Las acciones de dos pesos pesados del hidrógeno y las celdas de combustible, Bloom Energy y FuelCell Energy, se han llevado un buen revolcón esta semana. La caída ha sido generalizada en el sector de energías limpias, pero estos dos valores han sufrido especialmente, dejando a muchos inversores preguntándose si es el momento de comprar a precio de saldo o si hay que salir corriendo.
Bloom Energy, con su tecnología de celdas de combustible de óxido sólido, ha estado ganando tracción entre grandes clientes corporativos que buscan energía fiable y limpia. Sin embargo, la empresa aún no ha logrado beneficios consistentes y su valoración depende mucho de las expectativas de crecimiento futuro. La reciente venta masiva podría reflejar dudas sobre la velocidad de adopción de sus productos en un entorno de tipos de interés altos, que castiga a las compañías que queman caja.
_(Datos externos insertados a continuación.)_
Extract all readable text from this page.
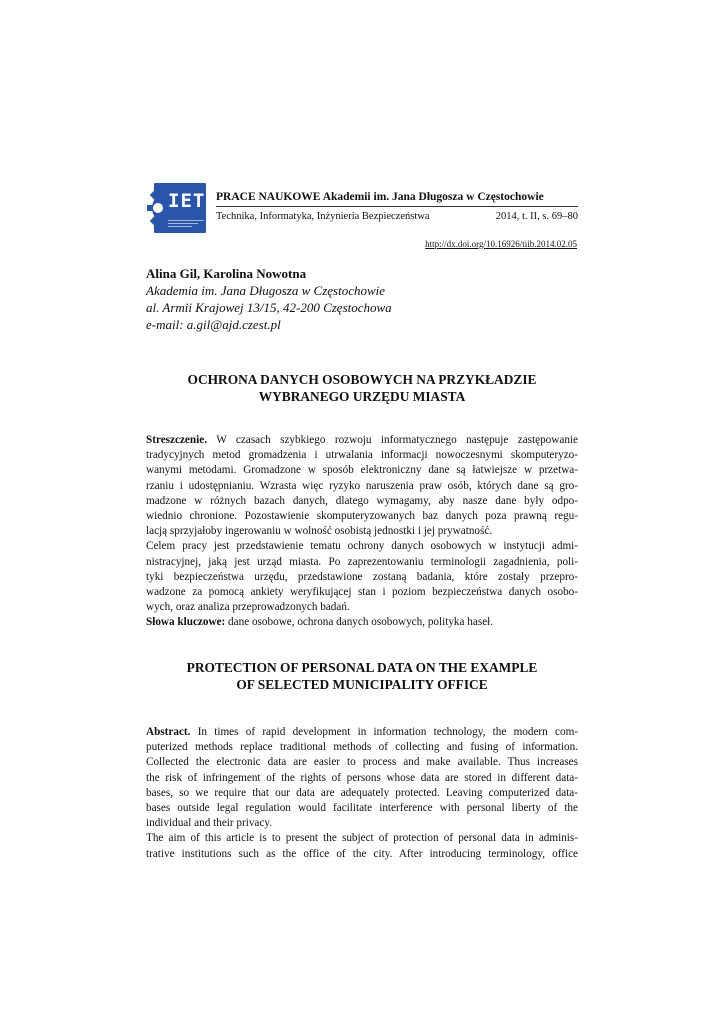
IETB
PRACE NAUKOWE Akademii im. Jana Długosza w Częstochowie
Technika, Informatyka, Inżynieria Bezpieczeństwa	2014, t. II, s. 69–80
http://dx.doi.org/10.16926/tiib.2014.02.05
Alina Gil, Karolina Nowotna
Akademia im. Jana Długosza w Częstochowie
al. Armii Krajowej 13/15, 42-200 Częstochowa
e-mail: a.gil@ajd.czest.pl
OCHRONA DANYCH OSOBOWYCH NA PRZYKŁADZIE
WYBRANEGO URZĘDU MIASTA
Streszczenie. W czasach szybkiego rozwoju informatycznego następuje zastępowanie
tradycyjnych metod gromadzenia i utrwalania informacji nowoczesnymi skomputeryzo-
wanymi metodami. Gromadzone w sposób elektroniczny dane są łatwiejsze w przetwa-
rzaniu i udostępnianiu. Wzrasta więc ryzyko naruszenia praw osób, których dane są gro-
madzone w różnych bazach danych, dlatego wymagamy, aby nasze dane były odpo-
wiednio chronione. Pozostawienie skomputeryzowanych baz danych poza prawną regu-
lacją sprzyjałoby ingerowaniu w wolność osobistą jednostki i jej prywatność.
Celem pracy jest przedstawienie tematu ochrony danych osobowych w instytucji admi-
nistracyjnej, jaką jest urząd miasta. Po zaprezentowaniu terminologii zagadnienia, poli-
tyki bezpieczeństwa urzędu, przedstawione zostaną badania, które zostały przepro-
wadzone za pomocą ankiety weryfikującej stan i poziom bezpieczeństwa danych osobo-
wych, oraz analiza przeprowadzonych badań.
Słowa kluczowe: dane osobowe, ochrona danych osobowych, polityka haseł.
PROTECTION OF PERSONAL DATA ON THE EXAMPLE
OF SELECTED MUNICIPALITY OFFICE
Abstract. In times of rapid development in information technology, the modern com-
puterized methods replace traditional methods of collecting and fusing of information.
Collected the electronic data are easier to process and make available. Thus increases
the risk of infringement of the rights of persons whose data are stored in different data-
bases, so we require that our data are adequately protected. Leaving computerized data-
bases outside legal regulation would facilitate interference with personal liberty of the
individual and their privacy.
The aim of this article is to present the subject of protection of personal data in adminis-
trative institutions such as the office of the city. After introducing terminology, office
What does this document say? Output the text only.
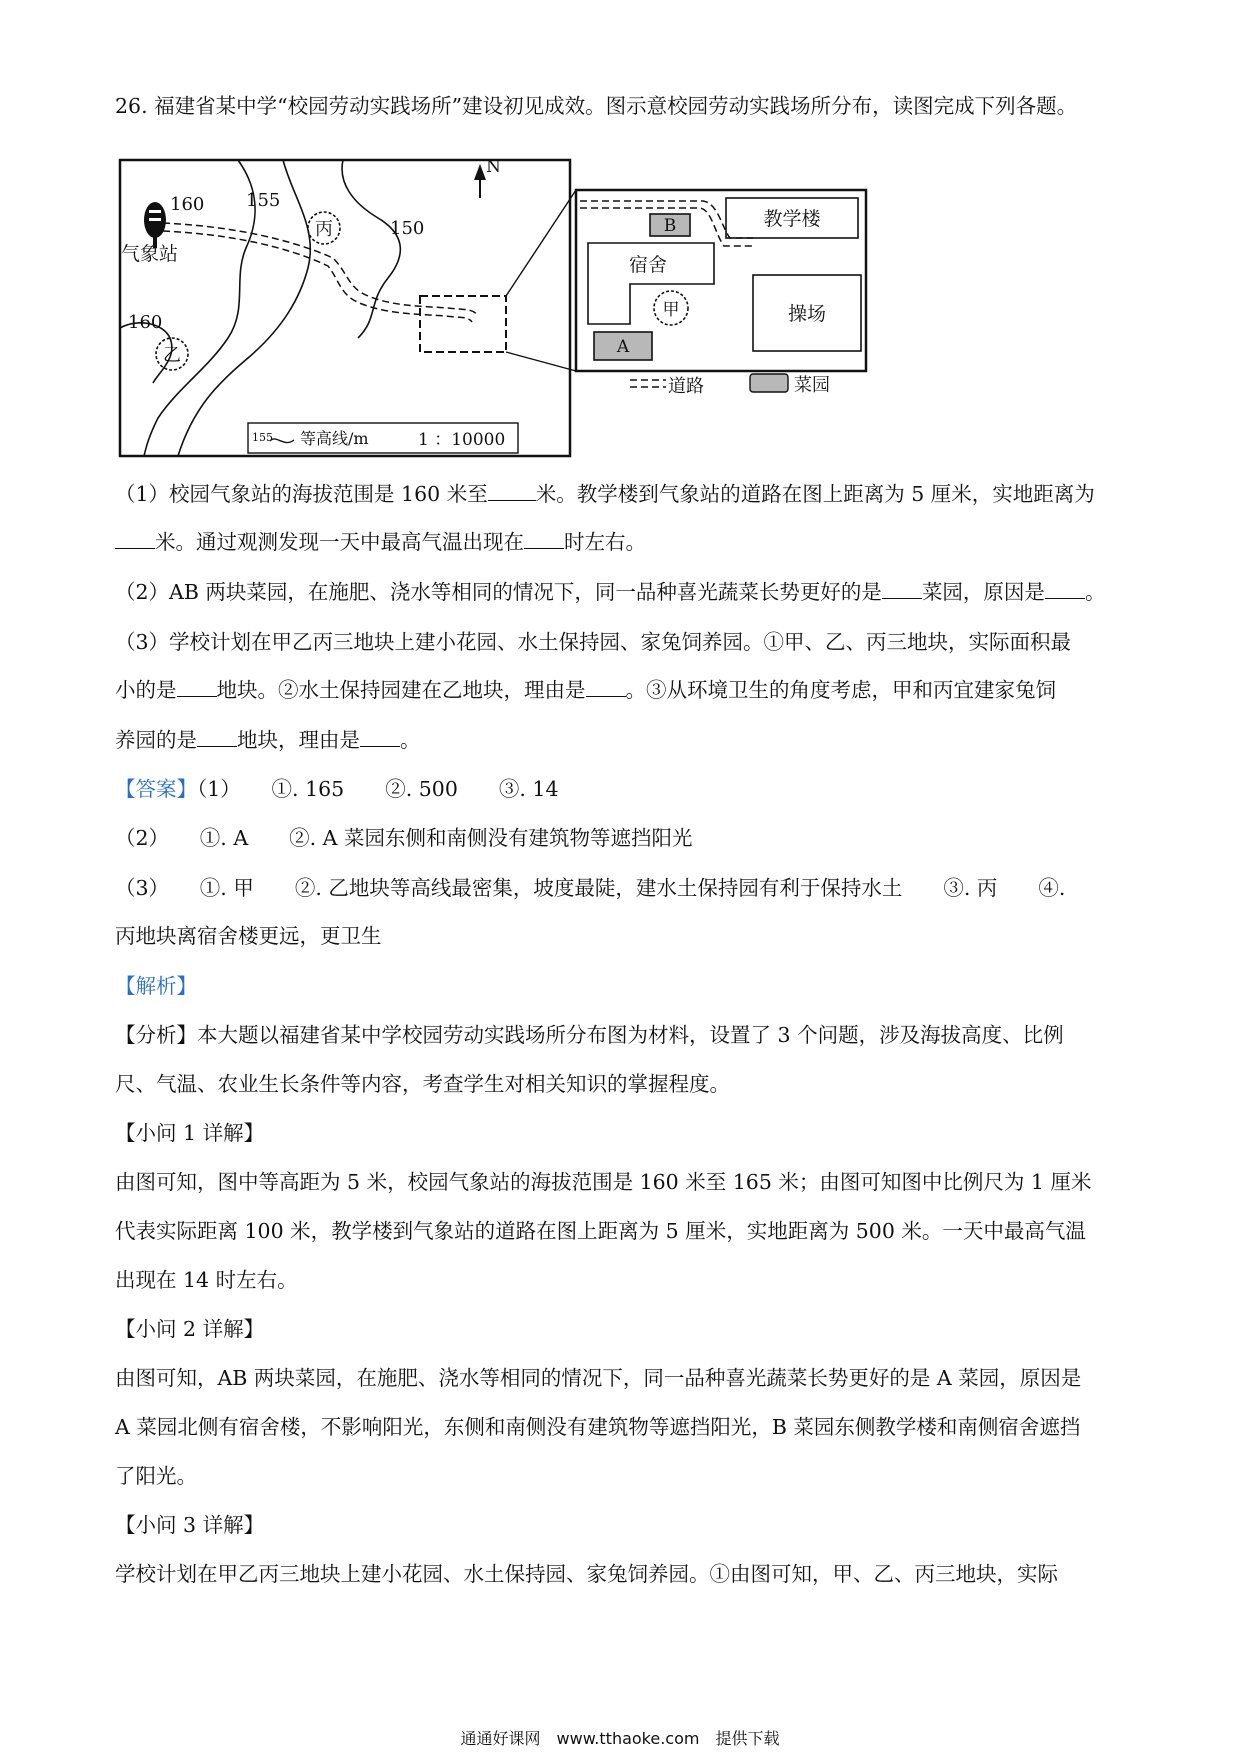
26. 福建省某中学“校园劳动实践场所”建设初见成效。图示意校园劳动实践场所分布，读图完成下列各题。
气象站
160 155
150
160
丙
乙
N
155 等高线/m	1 ：10000
B	教学楼
宿舍
甲	操场
A
道路	菜园
（1）校园气象站的海拔范围是 160 米至 米。教学楼到气象站的道路在图上距离为 5 厘米，实地距离为
米。通过观测发现一天中最高气温出现在 时左右。
（2）AB 两块菜园，在施肥、浇水等相同的情况下，同一品种喜光蔬菜长势更好的是 菜园，原因是 。
（3）学校计划在甲乙丙三地块上建小花园、水土保持园、家兔饲养园。①甲、乙、丙三地块，实际面积最
小的是 地块。②水土保持园建在乙地块，理由是 。③从环境卫生的角度考虑，甲和丙宜建家兔饲
养园的是 地块，理由是 。
【答案】（1）　　①. 165　　②. 500　　③. 14
（2）　　①. A　　②. A 菜园东侧和南侧没有建筑物等遮挡阳光
（3）　　①. 甲　　②. 乙地块等高线最密集，坡度最陡，建水土保持园有利于保持水土　　③. 丙　　④.
丙地块离宿舍楼更远，更卫生
【解析】
【分析】本大题以福建省某中学校园劳动实践场所分布图为材料，设置了 3 个问题，涉及海拔高度、比例
尺、气温、农业生长条件等内容，考查学生对相关知识的掌握程度。
【小问 1 详解】
由图可知，图中等高距为 5 米，校园气象站的海拔范围是 160 米至 165 米；由图可知图中比例尺为 1 厘米
代表实际距离 100 米，教学楼到气象站的道路在图上距离为 5 厘米，实地距离为 500 米。一天中最高气温
出现在 14 时左右。
【小问 2 详解】
由图可知，AB 两块菜园，在施肥、浇水等相同的情况下，同一品种喜光蔬菜长势更好的是 A 菜园，原因是
A 菜园北侧有宿舍楼，不影响阳光，东侧和南侧没有建筑物等遮挡阳光，B 菜园东侧教学楼和南侧宿舍遮挡
了阳光。
【小问 3 详解】
学校计划在甲乙丙三地块上建小花园、水土保持园、家兔饲养园。①由图可知，甲、乙、丙三地块，实际
通通好课网　www.tthaoke.com　提供下载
Por su parte, FuelCell Energy se centra en plantas de energía a gran escala con captura de carbono, un enfoque distinto pero igualmente necesitado de contratos multimillonarios para justificar su estructura de costes. La compañía ha estado reestructurándose y buscando nuevas fuentes de ingresos, pero los números rojos siguen siendo la norma. La caída de esta semana podría estar relacionada con la recogida de beneficios tras un repunte anterior o con noticias sobre retrasos en pedidos.
A la hora de comparar, los analistas suelen fijarse en la cartera de pedidos y la capacidad de ejecución. Bloom Energy parece llevar ventaja en cuanto a ingresos y alianzas estratégicas, como la que tiene con SK Group en Corea del Sur. FuelCell, en cambio, ofrece una historia más especulativa ligada a la captura de carbono, una tecnología con gran potencial pero aún en pañales. Para el inversor sin conocimientos técnicos, la clave está en entender que ninguna de las dos es una apuesta segura: son empresas que aún no han demostrado que su modelo de negocio sea rentable a largo plazo.
En resumen, la caída de esta semana puede ser una oportunidad para quien confíe en la transición energética y tenga paciencia, pero también un aviso de la volatilidad que caracteriza a este sector. Conviene mirar más allá del precio y analizar qué empresa tiene un camino más claro hacia los beneficios.
El análisis de Salseo
- La venta masiva en renovables no es un hecho aislado: los tipos altos encarecen la financiación de proyectos y reducen el valor presente de los flujos futuros, lo que golpea más a empresas con beneficios lejanos como Bloom y FuelCell.
- Bloom Energy tiene a su favor contratos con grandes corporaciones y una tecnología más madura, pero su dependencia de pedidos puntuales la hace vulnerable a ciclos de inversión. El inversor debe vigilar la evolución de su cartera de pedidos trimestre a trimestre.
- FuelCell Energy es una apuesta binaria: si la captura de carbono recibe apoyo regulatorio o subvenciones, podría dispararse; si no, su alto consumo de caja la hace muy arriesgada. La señal clave será la firma de nuevos contratos de gran tamaño.
- Comparar ambas es útil, pero ninguna es 'mejor compra' en genérico: depende del perfil de riesgo. Bloom ofrece más visibilidad; FuelCell, más potencial alcista (y de pérdida). La diversificación y el tamaño de la posición son esenciales.